Who says governments can’t sometimes get it right?

Ford and feds come together on $10 a day childcare program. Photo credit: Twitter/Doug Ford


It seemed like it would never happen. But after months of Ontario Premier Doug Ford saying a deal was coming “soon”, the province and the federal government finally signed an agreement to create “$10 a day” childcare for children under the age of five.   

It couldn’t come at a better time for the Premier, literally weeks before parents head to the polls for the June 2 election. Under the deal, families start getting rebate checks in May with more coming in December as fees are reduced to “an average” of $10 a day in four steps, to be completed by September 2025.

The 56,000 new childcare spaces (in addition to the 30,000 already being created by the province) is also timely as stressed families, particularly women, return to in-person work and the economy recovers from the pandemic.  

Ontario is the last province or territory to sign up to the federal Liberal government’s pre-election promise to create a national $10 a day childcare program. The challenge of course is that childcare is a provincial responsibility, so Ottawa had to ink separate deals with each one. 

Ontario Liberal Party leader Steven Del Duca accused the Premier of deliberately delaying a deal until closer to the election. But Premier Ford said that he had held out for the best deal for Ontario.  

Initially the Premier complained that the per capita funding on offer did not fairly recognize the province’s larger share of Canada’s children under five or that only Ontario already offered all-day kindergarten for four-year-olds.

Also, given that Ontario’s day care fees are the highest in the country, it would take more money to cut them to $10 than it would elsewhere. And the province was leery of getting left on the hook for an expensive program if Ottawa’s funding priorities shifted some years later.  

There was also disagreement over including both non-profit and for-profit business models.  Given that almost a quarter of Ontario’s childcare system is already run by private sector owners, frequently female, small business owners, there was great reluctance by the Ford government to undermine existing parental choice.

While the fine print of the deal remains to be seen, it looks like Ottawa found a way to resolve issues. The initial five-year, $10 billion offer is now $13.2 billion over six years. There will be a three-year check-in opportunity to determine if more funding is required. There appears to be no restriction on participation of the existing for-profit childcare centres.  

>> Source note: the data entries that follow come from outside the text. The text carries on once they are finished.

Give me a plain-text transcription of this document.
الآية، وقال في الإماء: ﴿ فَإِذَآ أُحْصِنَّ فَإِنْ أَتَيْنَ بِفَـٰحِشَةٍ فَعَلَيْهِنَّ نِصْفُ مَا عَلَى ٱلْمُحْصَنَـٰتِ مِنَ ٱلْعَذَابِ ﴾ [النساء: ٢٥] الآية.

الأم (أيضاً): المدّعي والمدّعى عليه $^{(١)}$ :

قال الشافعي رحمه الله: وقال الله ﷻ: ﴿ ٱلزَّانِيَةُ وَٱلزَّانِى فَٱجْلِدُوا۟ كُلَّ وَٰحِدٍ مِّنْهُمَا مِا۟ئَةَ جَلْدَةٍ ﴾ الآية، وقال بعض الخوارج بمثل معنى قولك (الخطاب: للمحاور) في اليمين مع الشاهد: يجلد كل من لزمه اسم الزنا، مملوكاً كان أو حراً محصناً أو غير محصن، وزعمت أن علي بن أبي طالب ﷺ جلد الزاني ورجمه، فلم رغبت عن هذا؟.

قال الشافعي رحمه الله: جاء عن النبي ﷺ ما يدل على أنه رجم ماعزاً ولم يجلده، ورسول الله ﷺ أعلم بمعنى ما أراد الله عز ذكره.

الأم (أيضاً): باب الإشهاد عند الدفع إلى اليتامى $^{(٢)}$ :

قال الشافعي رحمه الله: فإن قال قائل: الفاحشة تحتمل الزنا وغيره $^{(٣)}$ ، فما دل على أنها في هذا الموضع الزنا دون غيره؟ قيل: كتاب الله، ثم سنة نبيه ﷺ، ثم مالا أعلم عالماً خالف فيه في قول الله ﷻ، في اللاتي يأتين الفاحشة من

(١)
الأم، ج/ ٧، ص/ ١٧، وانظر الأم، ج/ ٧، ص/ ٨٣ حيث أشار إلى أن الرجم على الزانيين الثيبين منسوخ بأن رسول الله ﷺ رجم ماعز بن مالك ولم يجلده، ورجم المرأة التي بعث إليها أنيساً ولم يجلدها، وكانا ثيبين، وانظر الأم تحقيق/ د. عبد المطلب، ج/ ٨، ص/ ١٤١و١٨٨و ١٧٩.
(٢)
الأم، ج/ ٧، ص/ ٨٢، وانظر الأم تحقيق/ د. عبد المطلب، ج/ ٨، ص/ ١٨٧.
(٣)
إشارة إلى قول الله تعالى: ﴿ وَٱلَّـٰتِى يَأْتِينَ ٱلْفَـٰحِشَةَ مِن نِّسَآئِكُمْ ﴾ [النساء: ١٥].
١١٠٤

There was also a suggestion that Ontario will get additional money for building new spaces through federal-provincial infrastructure funding programs. 

In the meantime, the province will continue its current expansion of the system – including all-day kindergarten and more school-based daycare centres – support for low-income families and for services for Indigenous communities. It will also provide wage guarantees to help retain and attract staff.   

Also continuing is the province’s childcare tax credit that supports 300,000 families with expenses in licensed and unlicensed care.   

It is also worth noting that while the two governments have often traded barbs over various issues in the past few years, there was remarkably little public rancour displayed by either party during these negotiations. Mr. Ford has frequently remarked on the excellent relationship he has with federal Finance Minister Chrystia Freeland, a relationship that seems to have paid off in this instance. 

Of course, critics piled on to criticize the agreement. But imperfect as it may be, the deal means more money, more childcare spaces and more supports for struggling families at a time when it is most needed. Who says governments can’t sometimes get it right?